La noticia sobre la aprobación del parole humanitario para Luis Manuel Otero Alcántara añade un nuevo capítulo a una historia que ya venía marcada por la incertidumbre, la presión política y las denuncias de desaparición. Según el comunicado difundido por su propio equipo, “después de varias semanas de gestiones constantes” la solicitud para ingresar a Estados Unidos fue aprobada, mientras el artista sigue sin aparecer públicamente tras salir de prisión en Cuba. En paralelo, su entorno insiste en que no hay una confirmación clara de dónde está ni en qué condiciones permanece, lo que mantiene la alarma encendida entre familiares, activistas y seguidores. ¿Se trata de una salida humanitaria esperada o de otro episodio que evidencia el control del Estado sobre su libertad personal?

==

El caso de Otero Alcántara no puede entenderse sin recordar su trayectoria como artista y figura central de la disidencia cultural cubana. El Departamento de Derechos Humanos del Congreso de Estados Unidos lo identifica como un artista autodidacta y defensor de los derechos humanos detenido desde el 11 de julio de 2021, con una condena de cinco años dictada tras un juicio a puerta cerrada. Amnistía Internacional también lo ha mantenido como preso de conciencia y ha pedido su liberación en varias campañas, subrayando que su castigo se relaciona con su expresión artística y su activismo público. Ese trasfondo explica por qué cada avance en su caso es seguido con atención dentro y fuera de Cuba.
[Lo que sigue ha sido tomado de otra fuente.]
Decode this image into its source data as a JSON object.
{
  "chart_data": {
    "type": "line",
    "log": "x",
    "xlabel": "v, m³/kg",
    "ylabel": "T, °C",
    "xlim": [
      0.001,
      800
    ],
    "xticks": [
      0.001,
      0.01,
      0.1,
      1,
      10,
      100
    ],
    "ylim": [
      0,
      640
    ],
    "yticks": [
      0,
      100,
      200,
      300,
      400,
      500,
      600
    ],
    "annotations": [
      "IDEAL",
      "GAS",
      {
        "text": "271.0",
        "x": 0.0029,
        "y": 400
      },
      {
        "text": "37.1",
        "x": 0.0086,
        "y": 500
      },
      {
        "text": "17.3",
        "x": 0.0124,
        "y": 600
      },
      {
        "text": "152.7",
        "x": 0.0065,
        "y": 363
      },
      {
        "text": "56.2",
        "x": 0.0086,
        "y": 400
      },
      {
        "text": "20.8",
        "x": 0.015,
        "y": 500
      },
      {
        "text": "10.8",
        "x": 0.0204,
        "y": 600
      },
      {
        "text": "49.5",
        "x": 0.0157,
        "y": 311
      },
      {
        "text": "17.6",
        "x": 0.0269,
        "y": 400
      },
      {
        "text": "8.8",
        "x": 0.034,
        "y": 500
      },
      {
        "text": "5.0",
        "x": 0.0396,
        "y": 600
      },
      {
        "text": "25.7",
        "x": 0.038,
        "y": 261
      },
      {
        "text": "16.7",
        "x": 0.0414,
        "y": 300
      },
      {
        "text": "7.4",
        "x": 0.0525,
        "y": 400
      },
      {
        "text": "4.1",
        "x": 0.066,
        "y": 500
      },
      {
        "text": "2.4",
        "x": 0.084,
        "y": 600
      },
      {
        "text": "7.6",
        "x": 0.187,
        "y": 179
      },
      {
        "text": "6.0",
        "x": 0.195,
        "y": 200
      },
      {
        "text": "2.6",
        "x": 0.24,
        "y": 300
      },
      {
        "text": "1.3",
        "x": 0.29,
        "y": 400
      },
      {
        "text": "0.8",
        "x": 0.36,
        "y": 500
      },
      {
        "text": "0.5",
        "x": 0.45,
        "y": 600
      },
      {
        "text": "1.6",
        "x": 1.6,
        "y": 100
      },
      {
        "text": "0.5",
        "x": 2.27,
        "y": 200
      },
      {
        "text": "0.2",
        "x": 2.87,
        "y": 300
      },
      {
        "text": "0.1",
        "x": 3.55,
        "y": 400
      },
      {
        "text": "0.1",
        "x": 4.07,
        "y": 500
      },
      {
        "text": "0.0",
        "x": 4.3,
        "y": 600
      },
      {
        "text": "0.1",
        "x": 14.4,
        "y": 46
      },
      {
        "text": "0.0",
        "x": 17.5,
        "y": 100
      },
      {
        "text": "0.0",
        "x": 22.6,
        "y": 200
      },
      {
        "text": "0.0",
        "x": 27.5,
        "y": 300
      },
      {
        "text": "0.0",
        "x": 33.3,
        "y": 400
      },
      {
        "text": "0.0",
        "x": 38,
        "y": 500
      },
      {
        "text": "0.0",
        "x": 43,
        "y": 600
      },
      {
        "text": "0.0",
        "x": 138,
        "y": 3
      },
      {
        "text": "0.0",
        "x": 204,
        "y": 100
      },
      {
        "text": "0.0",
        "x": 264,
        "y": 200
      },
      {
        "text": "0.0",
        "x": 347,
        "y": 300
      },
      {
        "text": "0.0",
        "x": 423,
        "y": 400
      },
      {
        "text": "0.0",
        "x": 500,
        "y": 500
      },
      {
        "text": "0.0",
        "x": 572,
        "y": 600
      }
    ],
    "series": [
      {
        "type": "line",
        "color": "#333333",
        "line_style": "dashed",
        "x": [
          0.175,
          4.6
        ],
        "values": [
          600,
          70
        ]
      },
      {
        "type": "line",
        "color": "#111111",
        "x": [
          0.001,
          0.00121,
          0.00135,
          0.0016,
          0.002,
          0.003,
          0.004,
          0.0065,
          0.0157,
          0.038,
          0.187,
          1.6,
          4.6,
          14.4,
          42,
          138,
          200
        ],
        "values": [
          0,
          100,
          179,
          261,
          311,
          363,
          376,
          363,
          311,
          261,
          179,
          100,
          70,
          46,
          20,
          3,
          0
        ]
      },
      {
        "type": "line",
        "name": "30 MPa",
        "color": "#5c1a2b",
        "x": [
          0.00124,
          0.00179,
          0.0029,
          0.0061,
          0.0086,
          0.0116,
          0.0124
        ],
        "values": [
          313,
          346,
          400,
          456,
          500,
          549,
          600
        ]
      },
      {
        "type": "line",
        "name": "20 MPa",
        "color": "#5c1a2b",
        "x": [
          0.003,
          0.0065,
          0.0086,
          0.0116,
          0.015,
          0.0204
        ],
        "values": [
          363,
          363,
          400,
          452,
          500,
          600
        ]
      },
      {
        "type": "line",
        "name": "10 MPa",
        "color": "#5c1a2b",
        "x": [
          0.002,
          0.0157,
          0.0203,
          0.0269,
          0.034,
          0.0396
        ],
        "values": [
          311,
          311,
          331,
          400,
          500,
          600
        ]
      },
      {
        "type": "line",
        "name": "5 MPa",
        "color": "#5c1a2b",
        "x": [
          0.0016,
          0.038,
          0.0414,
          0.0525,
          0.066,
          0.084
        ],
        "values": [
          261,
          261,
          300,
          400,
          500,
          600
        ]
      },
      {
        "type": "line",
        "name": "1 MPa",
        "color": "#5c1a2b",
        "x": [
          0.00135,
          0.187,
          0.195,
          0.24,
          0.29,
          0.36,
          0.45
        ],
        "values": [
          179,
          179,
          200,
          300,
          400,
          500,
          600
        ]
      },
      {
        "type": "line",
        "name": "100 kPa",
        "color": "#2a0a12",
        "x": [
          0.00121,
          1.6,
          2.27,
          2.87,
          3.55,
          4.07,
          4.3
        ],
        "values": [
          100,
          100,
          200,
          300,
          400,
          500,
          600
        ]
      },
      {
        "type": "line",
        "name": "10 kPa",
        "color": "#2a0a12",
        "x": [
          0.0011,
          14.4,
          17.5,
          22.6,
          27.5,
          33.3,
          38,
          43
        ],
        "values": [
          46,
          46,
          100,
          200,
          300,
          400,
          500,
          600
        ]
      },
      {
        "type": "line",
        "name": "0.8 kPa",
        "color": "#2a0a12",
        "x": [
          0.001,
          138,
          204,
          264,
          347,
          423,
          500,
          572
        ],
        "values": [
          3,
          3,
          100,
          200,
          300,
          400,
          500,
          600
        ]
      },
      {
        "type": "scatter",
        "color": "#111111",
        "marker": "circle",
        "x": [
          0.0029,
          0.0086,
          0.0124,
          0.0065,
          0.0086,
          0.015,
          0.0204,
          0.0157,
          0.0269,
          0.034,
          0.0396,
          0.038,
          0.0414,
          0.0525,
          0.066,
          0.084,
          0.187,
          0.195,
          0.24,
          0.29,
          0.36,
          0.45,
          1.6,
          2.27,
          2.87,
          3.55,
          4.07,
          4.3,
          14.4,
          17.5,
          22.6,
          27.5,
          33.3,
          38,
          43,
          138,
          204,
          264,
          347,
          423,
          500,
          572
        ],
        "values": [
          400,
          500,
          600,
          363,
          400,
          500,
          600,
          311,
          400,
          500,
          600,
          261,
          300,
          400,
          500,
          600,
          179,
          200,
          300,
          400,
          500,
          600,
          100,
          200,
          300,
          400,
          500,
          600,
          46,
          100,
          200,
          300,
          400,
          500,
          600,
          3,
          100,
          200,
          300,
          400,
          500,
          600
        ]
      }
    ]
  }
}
La aprobación del parole, sin embargo, no resuelve la principal incógnita: dónde está el artista en este momento. Reportes recientes señalan que fue sacado de la prisión de Guanajay antes de que se cumpliera formalmente su condena, pero no llegó a su casa y no ha habido una confirmación oficial sobre su ubicación. Su entorno, citado por medios como Univision, dijo que lo más probable era que estuviera en una “casa de protocolo” de la Seguridad del Estado, aunque esa versión no ha podido ser verificada por una fuente oficial. En otras palabras, el proceso migratorio avanza, pero la falta de información transparente mantiene intacta la duda esencial: ¿está bajo custodia, en tránsito o ya fuera del alcance de las autoridades cubanas?
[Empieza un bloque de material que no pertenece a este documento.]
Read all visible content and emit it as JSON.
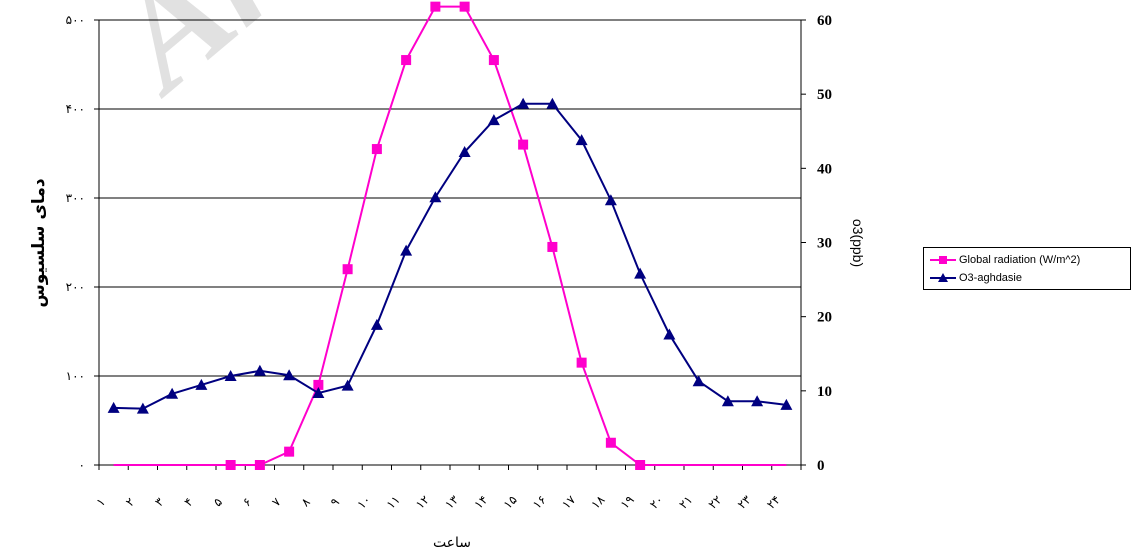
{
  "chart_data": {
    "type": "line",
    "categories": [
      "۱",
      "۲",
      "۳",
      "۴",
      "۵",
      "۶",
      "۷",
      "۸",
      "۹",
      "۱۰",
      "۱۱",
      "۱۲",
      "۱۳",
      "۱۴",
      "۱۵",
      "۱۶",
      "۱۷",
      "۱۸",
      "۱۹",
      "۲۰",
      "۲۱",
      "۲۲",
      "۲۳",
      "۲۴"
    ],
    "xlabel": "ساعت",
    "ylabel_left": "دمای سلسیوس",
    "ylabel_right": "o3(ppb)",
    "ylim_left": [
      0,
      500
    ],
    "ylim_right": [
      0,
      60
    ],
    "left_ticks": [
      {
        "value": 0,
        "label": "۰"
      },
      {
        "value": 100,
        "label": "۱۰۰"
      },
      {
        "value": 200,
        "label": "۲۰۰"
      },
      {
        "value": 300,
        "label": "۳۰۰"
      },
      {
        "value": 400,
        "label": "۴۰۰"
      },
      {
        "value": 500,
        "label": "۵۰۰"
      }
    ],
    "right_ticks": [
      0,
      10,
      20,
      30,
      40,
      50,
      60
    ],
    "grid": true,
    "legend_position": "right",
    "series": [
      {
        "name": "Global radiation (W/m^2)",
        "axis": "left",
        "color": "#ff00cc",
        "marker": "square",
        "values": [
          0,
          0,
          0,
          0,
          0,
          0,
          15,
          90,
          220,
          355,
          455,
          515,
          515,
          455,
          360,
          245,
          115,
          25,
          0,
          0,
          0,
          0,
          0,
          0
        ],
        "markers": [
          false,
          false,
          false,
          false,
          true,
          true,
          true,
          true,
          true,
          true,
          true,
          true,
          true,
          true,
          true,
          true,
          true,
          true,
          true,
          false,
          false,
          false,
          false,
          false
        ]
      },
      {
        "name": "O3-aghdasie",
        "axis": "right",
        "color": "#000080",
        "marker": "triangle",
        "values": [
          7.7,
          7.6,
          9.6,
          10.8,
          12.0,
          12.7,
          12.1,
          9.7,
          10.7,
          18.9,
          28.9,
          36.1,
          42.2,
          46.5,
          48.7,
          48.7,
          43.8,
          35.7,
          25.8,
          17.6,
          11.3,
          8.6,
          8.6,
          8.1
        ]
      }
    ]
  },
  "legend": {
    "items": [
      {
        "label": "Global radiation (W/m^2)",
        "color": "#ff00cc"
      },
      {
        "label": "O3-aghdasie",
        "color": "#000080"
      }
    ]
  },
  "watermark": "Archi"
}
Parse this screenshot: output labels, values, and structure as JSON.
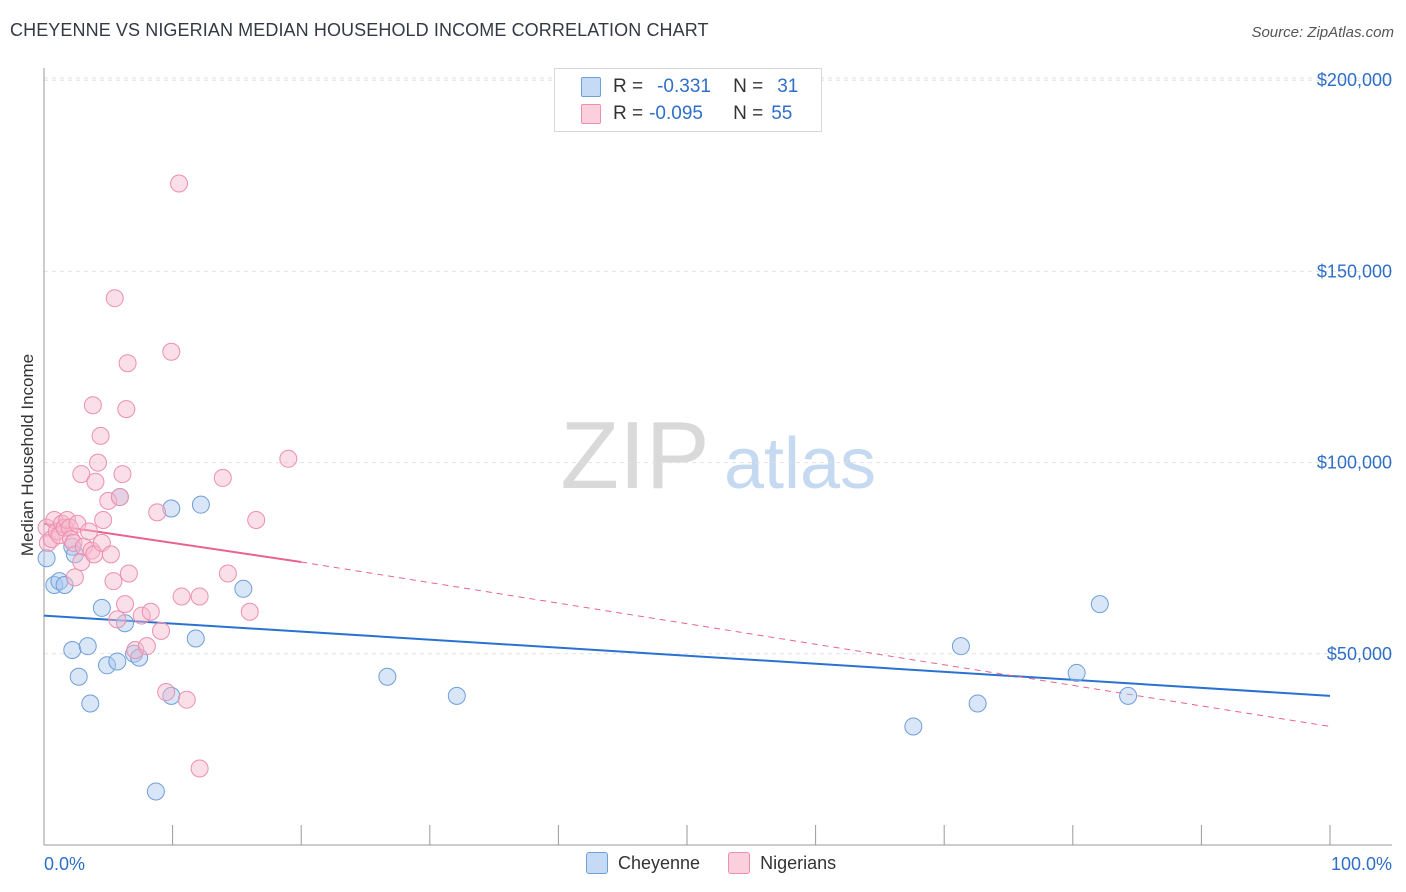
{
  "header": {
    "title": "CHEYENNE VS NIGERIAN MEDIAN HOUSEHOLD INCOME CORRELATION CHART",
    "source": "Source: ZipAtlas.com"
  },
  "legend": {
    "rows": [
      {
        "r_label": "R =",
        "r_value": "-0.331",
        "n_label": "N =",
        "n_value": "31"
      },
      {
        "r_label": "R =",
        "r_value": "-0.095",
        "n_label": "N =",
        "n_value": "55"
      }
    ]
  },
  "bottom_legend": [
    "Cheyenne",
    "Nigerians"
  ],
  "watermark": {
    "zip": "ZIP",
    "atlas": "atlas"
  },
  "colors": {
    "cheyenne_fill": "#a8c8f0",
    "cheyenne_stroke": "#6f9fd8",
    "cheyenne_line": "#2a72cf",
    "nigerians_fill": "#f7b8cb",
    "nigerians_stroke": "#ec8fae",
    "nigerians_line": "#e8638e",
    "axis_label": "#2f6fc7",
    "grid": "#e2e2e2"
  },
  "chart_data": {
    "type": "scatter",
    "title": "CHEYENNE VS NIGERIAN MEDIAN HOUSEHOLD INCOME CORRELATION CHART",
    "xlabel": "",
    "ylabel": "Median Household Income",
    "xlim": [
      0,
      100
    ],
    "ylim": [
      0,
      210000
    ],
    "x_tick_labels": [
      "0.0%",
      "100.0%"
    ],
    "y_ticks": [
      50000,
      100000,
      150000,
      200000
    ],
    "y_tick_labels": [
      "$50,000",
      "$100,000",
      "$150,000",
      "$200,000"
    ],
    "series": [
      {
        "name": "Cheyenne",
        "r": -0.331,
        "n": 31,
        "trend": {
          "x": [
            0,
            100
          ],
          "y": [
            60000,
            39000
          ]
        },
        "points": [
          [
            0.2,
            75000
          ],
          [
            0.8,
            68000
          ],
          [
            1.2,
            69000
          ],
          [
            1.6,
            68000
          ],
          [
            2.2,
            78000
          ],
          [
            2.4,
            76000
          ],
          [
            2.2,
            51000
          ],
          [
            2.7,
            44000
          ],
          [
            3.4,
            52000
          ],
          [
            3.6,
            37000
          ],
          [
            4.5,
            62000
          ],
          [
            4.9,
            47000
          ],
          [
            5.7,
            48000
          ],
          [
            5.9,
            91000
          ],
          [
            6.3,
            58000
          ],
          [
            7.0,
            50000
          ],
          [
            7.4,
            49000
          ],
          [
            8.7,
            14000
          ],
          [
            9.9,
            88000
          ],
          [
            9.9,
            39000
          ],
          [
            11.8,
            54000
          ],
          [
            12.2,
            89000
          ],
          [
            15.5,
            67000
          ],
          [
            26.7,
            44000
          ],
          [
            32.1,
            39000
          ],
          [
            67.6,
            31000
          ],
          [
            71.3,
            52000
          ],
          [
            72.6,
            37000
          ],
          [
            80.3,
            45000
          ],
          [
            82.1,
            63000
          ],
          [
            84.3,
            39000
          ]
        ]
      },
      {
        "name": "Nigerians",
        "r": -0.095,
        "n": 55,
        "trend_solid": {
          "x": [
            0,
            20
          ],
          "y": [
            84000,
            74000
          ]
        },
        "trend_dashed": {
          "x": [
            20,
            100
          ],
          "y": [
            74000,
            31000
          ]
        },
        "points": [
          [
            0.2,
            83000
          ],
          [
            0.3,
            79000
          ],
          [
            0.6,
            80000
          ],
          [
            0.8,
            85000
          ],
          [
            1.0,
            82000
          ],
          [
            1.2,
            81000
          ],
          [
            1.4,
            84000
          ],
          [
            1.6,
            83000
          ],
          [
            1.8,
            85000
          ],
          [
            2.0,
            83000
          ],
          [
            2.1,
            80000
          ],
          [
            2.3,
            79000
          ],
          [
            2.6,
            84000
          ],
          [
            2.4,
            70000
          ],
          [
            2.9,
            74000
          ],
          [
            2.9,
            97000
          ],
          [
            3.1,
            78000
          ],
          [
            3.5,
            82000
          ],
          [
            3.7,
            77000
          ],
          [
            3.9,
            76000
          ],
          [
            3.8,
            115000
          ],
          [
            4.0,
            95000
          ],
          [
            4.2,
            100000
          ],
          [
            4.4,
            107000
          ],
          [
            4.5,
            79000
          ],
          [
            4.6,
            85000
          ],
          [
            5.0,
            90000
          ],
          [
            5.4,
            69000
          ],
          [
            5.5,
            143000
          ],
          [
            5.7,
            59000
          ],
          [
            5.9,
            91000
          ],
          [
            6.1,
            97000
          ],
          [
            6.3,
            63000
          ],
          [
            6.4,
            114000
          ],
          [
            6.5,
            126000
          ],
          [
            6.6,
            71000
          ],
          [
            7.1,
            51000
          ],
          [
            7.6,
            60000
          ],
          [
            8.0,
            52000
          ],
          [
            8.3,
            61000
          ],
          [
            8.8,
            87000
          ],
          [
            9.1,
            56000
          ],
          [
            9.5,
            40000
          ],
          [
            9.9,
            129000
          ],
          [
            10.5,
            173000
          ],
          [
            10.7,
            65000
          ],
          [
            11.1,
            38000
          ],
          [
            12.1,
            20000
          ],
          [
            12.1,
            65000
          ],
          [
            13.9,
            96000
          ],
          [
            14.3,
            71000
          ],
          [
            16.0,
            61000
          ],
          [
            16.5,
            85000
          ],
          [
            19.0,
            101000
          ],
          [
            5.2,
            76000
          ]
        ]
      }
    ]
  }
}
Otro dato clave es que la salida hacia Estados Unidos aparece vinculada a una decisión previa del propio Otero Alcántara. Según el comunicado de su equipo, él habría aceptado el exilio desde comienzos de 2023 como la única vía para seguir trabajando como artista y activista después de años de persecución. Ese detalle vuelve más complejo el debate, porque el “parole” no se interpreta solo como un trámite humanitario, sino también como la posibilidad de un destierro forzado por la presión política. En términos prácticos, la pregunta es si la salida será una decisión libre, una imposición derivada de la represión o una mezcla incómoda de ambas cosas.

El desenlace del caso sigue abierto y eso explica la tensión alrededor del anuncio. El propio comunicado de su equipo dejó claro que darán más información “en cuanto tengamos alguna otra información clara sobre su posible salida de Cuba”, lo que confirma que todavía no hay una versión final sobre su situación. Mientras tanto, la ausencia de una confirmación oficial sobre su paradero sigue alimentando el reclamo de transparencia y el temor a que su liberación se convierta en una expulsión silenciosa. ¿Puede hablarse de libertad real cuando una persona sale de prisión, pero nadie sabe con certeza dónde está ni bajo qué condiciones permanece?